REXBURG — Henry J. Eyring has spoken to the public for the first time since the announcement he would be the next president of Brigham Young University-Idaho.
Although he’s new to the position he isn’t new to the university.
“My father was called to be the president of Ricks College (the predecessor to BYU-Idaho) in 1971, and in many respects this place is unchanged in its spirit and in its mission,” Eyring says.
“Our challenge is not one of shrinkage, but one of growth.”
At a news conference held Thursday, Eyring spoke about BYU-Idaho’s mission amid major growth.
“I’m in a position where our challenge is not one of shrinkage, but one of growth. We have been growing rapidly,” Eyring says. “We have to worry about classrooms being big enough, and fortunately those preparations have been very well made, particularly with our expansion into online learning.”
Eyring has been a vice president at the university for 11 years. His wife, Kelly, says they will do their best to lead the university as they transition from the current President Clark Gilbert and his wife, Christine.

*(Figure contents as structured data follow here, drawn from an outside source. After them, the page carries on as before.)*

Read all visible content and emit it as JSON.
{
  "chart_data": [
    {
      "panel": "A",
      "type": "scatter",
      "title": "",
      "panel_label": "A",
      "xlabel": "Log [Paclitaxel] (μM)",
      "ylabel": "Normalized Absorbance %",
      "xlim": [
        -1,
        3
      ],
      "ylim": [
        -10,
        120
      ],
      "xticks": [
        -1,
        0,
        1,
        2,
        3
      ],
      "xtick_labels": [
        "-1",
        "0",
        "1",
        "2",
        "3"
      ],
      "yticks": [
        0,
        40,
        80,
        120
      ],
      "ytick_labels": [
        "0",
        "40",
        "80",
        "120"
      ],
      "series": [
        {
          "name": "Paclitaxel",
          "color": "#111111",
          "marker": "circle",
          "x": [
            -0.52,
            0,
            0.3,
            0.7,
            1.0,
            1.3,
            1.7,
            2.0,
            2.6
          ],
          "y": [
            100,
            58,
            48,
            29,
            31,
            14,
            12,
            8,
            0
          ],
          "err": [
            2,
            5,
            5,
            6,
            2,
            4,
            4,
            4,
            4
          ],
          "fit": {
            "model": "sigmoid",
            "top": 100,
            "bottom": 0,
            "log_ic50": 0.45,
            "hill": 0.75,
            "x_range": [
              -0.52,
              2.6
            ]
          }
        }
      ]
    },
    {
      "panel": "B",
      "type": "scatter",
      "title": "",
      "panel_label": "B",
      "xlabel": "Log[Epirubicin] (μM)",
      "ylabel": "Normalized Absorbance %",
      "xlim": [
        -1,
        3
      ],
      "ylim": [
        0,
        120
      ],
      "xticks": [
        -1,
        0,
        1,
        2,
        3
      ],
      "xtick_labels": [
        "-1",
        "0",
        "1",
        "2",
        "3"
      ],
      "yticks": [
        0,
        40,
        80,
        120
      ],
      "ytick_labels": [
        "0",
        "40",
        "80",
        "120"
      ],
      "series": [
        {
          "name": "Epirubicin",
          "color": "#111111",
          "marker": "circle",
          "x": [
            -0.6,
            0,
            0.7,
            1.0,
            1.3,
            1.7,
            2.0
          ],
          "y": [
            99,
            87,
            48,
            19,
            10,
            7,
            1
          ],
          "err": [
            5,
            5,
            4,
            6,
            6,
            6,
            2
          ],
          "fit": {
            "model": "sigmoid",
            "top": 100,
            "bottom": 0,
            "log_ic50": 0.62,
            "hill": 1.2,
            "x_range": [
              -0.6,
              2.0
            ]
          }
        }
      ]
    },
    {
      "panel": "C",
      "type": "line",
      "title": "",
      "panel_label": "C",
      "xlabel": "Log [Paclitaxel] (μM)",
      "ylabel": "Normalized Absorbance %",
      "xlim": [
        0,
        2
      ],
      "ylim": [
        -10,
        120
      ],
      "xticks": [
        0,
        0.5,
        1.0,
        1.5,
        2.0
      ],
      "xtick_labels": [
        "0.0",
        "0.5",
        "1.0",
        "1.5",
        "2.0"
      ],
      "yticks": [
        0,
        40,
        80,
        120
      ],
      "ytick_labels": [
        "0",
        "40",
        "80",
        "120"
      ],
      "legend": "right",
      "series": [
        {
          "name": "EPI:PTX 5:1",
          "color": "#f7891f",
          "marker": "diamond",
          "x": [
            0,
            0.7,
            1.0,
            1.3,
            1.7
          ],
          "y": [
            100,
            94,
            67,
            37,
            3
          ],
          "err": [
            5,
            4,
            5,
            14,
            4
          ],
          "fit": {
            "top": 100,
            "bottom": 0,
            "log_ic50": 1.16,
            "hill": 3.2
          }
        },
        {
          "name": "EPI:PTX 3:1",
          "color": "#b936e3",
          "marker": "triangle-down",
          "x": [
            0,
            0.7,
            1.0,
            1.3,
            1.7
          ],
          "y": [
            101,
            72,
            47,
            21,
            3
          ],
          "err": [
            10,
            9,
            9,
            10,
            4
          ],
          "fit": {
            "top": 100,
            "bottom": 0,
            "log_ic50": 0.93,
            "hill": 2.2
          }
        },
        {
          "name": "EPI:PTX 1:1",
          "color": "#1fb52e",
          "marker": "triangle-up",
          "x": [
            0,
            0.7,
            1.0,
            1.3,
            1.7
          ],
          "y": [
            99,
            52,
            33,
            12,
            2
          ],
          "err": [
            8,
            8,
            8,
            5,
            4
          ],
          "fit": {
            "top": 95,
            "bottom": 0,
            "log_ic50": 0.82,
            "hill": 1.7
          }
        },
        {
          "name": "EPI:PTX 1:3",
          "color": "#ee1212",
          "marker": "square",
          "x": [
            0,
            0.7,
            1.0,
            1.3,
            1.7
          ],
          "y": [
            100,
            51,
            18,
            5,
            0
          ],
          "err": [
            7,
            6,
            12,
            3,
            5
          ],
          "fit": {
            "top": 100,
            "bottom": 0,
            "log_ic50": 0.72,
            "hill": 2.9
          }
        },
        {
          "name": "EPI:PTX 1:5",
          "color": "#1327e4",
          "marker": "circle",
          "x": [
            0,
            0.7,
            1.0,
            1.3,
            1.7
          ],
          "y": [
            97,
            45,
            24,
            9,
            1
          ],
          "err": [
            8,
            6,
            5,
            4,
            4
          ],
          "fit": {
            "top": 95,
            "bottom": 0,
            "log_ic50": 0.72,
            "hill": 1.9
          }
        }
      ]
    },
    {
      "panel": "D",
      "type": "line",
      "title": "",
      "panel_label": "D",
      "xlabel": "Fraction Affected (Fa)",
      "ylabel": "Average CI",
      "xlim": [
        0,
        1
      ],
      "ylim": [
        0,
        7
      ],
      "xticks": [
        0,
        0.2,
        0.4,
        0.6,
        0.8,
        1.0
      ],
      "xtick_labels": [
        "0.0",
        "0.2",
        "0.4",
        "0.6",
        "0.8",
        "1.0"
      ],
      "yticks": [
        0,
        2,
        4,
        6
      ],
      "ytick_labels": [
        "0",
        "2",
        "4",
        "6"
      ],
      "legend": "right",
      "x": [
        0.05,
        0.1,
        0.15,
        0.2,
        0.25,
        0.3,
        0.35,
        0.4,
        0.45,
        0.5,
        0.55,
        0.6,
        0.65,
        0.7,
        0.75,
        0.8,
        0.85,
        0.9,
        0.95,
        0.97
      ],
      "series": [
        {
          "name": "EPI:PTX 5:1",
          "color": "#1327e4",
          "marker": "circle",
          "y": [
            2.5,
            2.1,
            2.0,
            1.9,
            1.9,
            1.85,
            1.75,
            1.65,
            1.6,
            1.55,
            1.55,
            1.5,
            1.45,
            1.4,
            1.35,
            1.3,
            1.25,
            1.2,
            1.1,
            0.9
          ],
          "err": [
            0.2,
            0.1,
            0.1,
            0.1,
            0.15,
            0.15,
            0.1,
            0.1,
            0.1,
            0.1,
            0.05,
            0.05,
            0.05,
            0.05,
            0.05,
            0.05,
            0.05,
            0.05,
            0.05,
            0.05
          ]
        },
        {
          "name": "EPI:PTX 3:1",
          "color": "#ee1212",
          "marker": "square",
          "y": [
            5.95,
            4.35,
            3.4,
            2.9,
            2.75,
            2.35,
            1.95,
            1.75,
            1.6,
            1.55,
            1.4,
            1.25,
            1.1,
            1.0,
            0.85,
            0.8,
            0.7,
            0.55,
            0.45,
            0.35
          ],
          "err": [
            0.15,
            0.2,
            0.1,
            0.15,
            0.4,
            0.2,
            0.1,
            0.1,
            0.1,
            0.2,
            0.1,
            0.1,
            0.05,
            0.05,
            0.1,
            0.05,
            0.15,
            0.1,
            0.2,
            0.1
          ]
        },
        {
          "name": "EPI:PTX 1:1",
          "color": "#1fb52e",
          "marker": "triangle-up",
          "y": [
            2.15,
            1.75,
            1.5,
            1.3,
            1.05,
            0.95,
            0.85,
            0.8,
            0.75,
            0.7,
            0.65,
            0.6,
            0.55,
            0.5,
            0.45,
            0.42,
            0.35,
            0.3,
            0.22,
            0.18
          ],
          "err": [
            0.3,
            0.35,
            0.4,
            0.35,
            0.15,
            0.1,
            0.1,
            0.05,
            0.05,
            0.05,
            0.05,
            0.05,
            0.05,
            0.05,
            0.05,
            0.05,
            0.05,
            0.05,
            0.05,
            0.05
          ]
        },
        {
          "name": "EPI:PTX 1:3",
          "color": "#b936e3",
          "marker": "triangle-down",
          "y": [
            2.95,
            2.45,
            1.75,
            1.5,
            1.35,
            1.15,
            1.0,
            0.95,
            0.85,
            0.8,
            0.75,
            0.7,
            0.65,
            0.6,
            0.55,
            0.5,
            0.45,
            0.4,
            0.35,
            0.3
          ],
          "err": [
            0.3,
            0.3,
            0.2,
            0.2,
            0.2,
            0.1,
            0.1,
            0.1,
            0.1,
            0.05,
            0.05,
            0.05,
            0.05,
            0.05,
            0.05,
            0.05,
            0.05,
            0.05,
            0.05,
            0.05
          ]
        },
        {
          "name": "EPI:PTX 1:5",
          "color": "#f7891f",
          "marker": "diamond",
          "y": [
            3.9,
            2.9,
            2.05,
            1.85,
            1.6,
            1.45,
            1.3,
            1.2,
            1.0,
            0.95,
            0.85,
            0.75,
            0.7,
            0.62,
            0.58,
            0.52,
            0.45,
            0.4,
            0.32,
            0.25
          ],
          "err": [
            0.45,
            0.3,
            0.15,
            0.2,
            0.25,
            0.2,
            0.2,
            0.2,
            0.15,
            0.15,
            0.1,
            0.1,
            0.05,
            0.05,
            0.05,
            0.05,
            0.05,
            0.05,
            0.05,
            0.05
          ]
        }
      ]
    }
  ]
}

“We won’t be the Gilberts. We do love the Gilberts and their family is amazing, but we will do our best to enjoy the students and to encourage them and to make them part of our family,” Kelly Eyring says.
Gilbert is leaving to lead BYU-Pathway Worldwide, a new educational entity led by The Church of Jesus Christ of Latter-day Saints in Salt Lake City. The initiative originated from the Rexburg-based Pathway program.
“If we keep it here, that will work just fine for a year or two, but in five years we would have regretted that decision. BYU-Pathway Worldwide is a worldwide organization,” Gibert says.
He said some 35 employees in Idaho have been invited to make the transition to Salt Lake.
“There are two groups that have been invited to be part of this organization. The existing Pathway organization, and then the Pathway and online degree advising organization,” Gilbert says. “We plan on being fairly flexible to allow for different family circumstances.”
Gilbert is leaving with the message that it’s not about an individual’s legacy or new agenda. He said he hopes the students will remember how involved the Gilberts were as a family in serving the university.
“I hope that the students of BYU-Idaho will remember that I loved Sister Gilbert and that I love my children and that I was great father and a devoted husband, and that they would see that families can work,” Gilbert says.
Eyring says he supports all that Gilbert has done in his time serving as president from 2015 until now.
“I’ll second every decision that has been made in the last two years. It will be a matter of a steady upward course,” Eyring says.
Gilbert is set to begin his new role in May, and Eyring will begin April 10.